4.1.4. Outros métodos:
  • Análise de conteúdo das circulares, projecto/planos de trabalho, folhetos de formação, actas de conferências, etc.
  • Comparações com metas futuras (descrições de funções, perfis de exigências, currículos, etc.).
  • Avaliação de actividades formativas ocorridas com sucesso (O que foi disseminado? O que é ainda "uma ponta solta"? O que está a ser aplicado?)
  • Avaliação de informação relacionada com o desempenho, como dados/estatísitcas, relatórios, listas de actividades, dias de trabalho, dias de ausência, etc.

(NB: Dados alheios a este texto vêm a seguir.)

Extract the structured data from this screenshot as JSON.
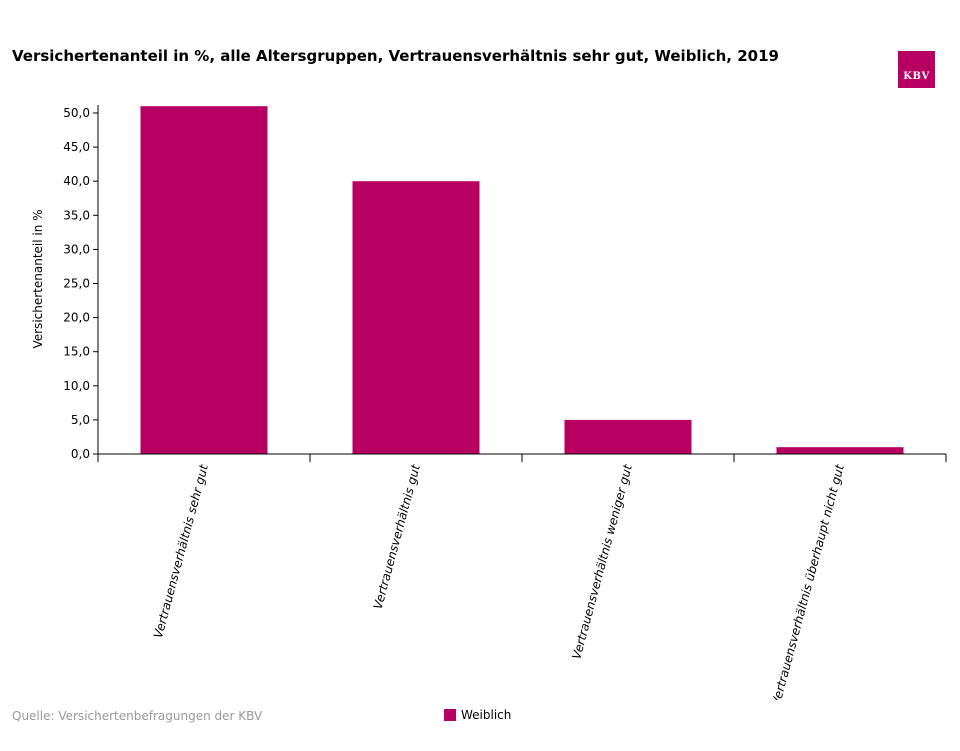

4.2 Selecção dos entrevistados

A selecção dos trabalhadores da organização a ser entrevistados é de importância considerável. Entrevistar todos os trabalhadores está geralmente fora de questão por razões de tempo e de custos. Considera-se mais prático construir uma amostra aleatória. Para tal, os seguintes métodos são relevantes:

1. Formar grupos com tarefas e conteúdos de trabalho conjuntos,

I.e. pedreiros, carpinteiros ou canalizadores, mas nem todos os trabalhadores da construção civil. Este método garante que as especificações do trabalho não se sobrepõem. Além disso, é mais fácil identificar tarefas e problemas específicos de grupo e reconhecer distinções entre os grupos.

2. Assegurar desempenhos médios

Não é aconselhável escolher apenas as "maçãs podres", nem somente "os melhores”. Isto levaria a falsas conclusões, que poderiam afectar todas as actividades de formação.

3. Grupos etários

Se uma maior estruturação do grupo for ainda relevante, pode ser útil considerar-se a selecção de acordo com a faixa etária, por exemplo,  "abaixo dos 35 anos”, "entre 35 a 45 anos" e "mais de 45 anos".

4. Tempo na organização

Com o tempo, certos padrões de comportamento tendem a cristalisar-se e tornam-se rotina, a energia e o compromisso podem diminuir. O tempo na organização desempenha pois um papel importante, que pode ser usado como um critério adicional.

Não menos importante é a consideração do feedback da gestão e de outros executivos (supervisores, técnicos, especialistas, chefes de departamento, etc), mesmo se não há aparentemente problemas de gestão directa. Uma vez que é bem conhecido que a forma de gestão tem uma influência considerável sobre a motivação de desempenho, disponibilidade, compreensão das atribuições e competências. A gestão e supervisão devem ser sempre incluídas em qualquer acção relacionada com as necessidades de formação contínua.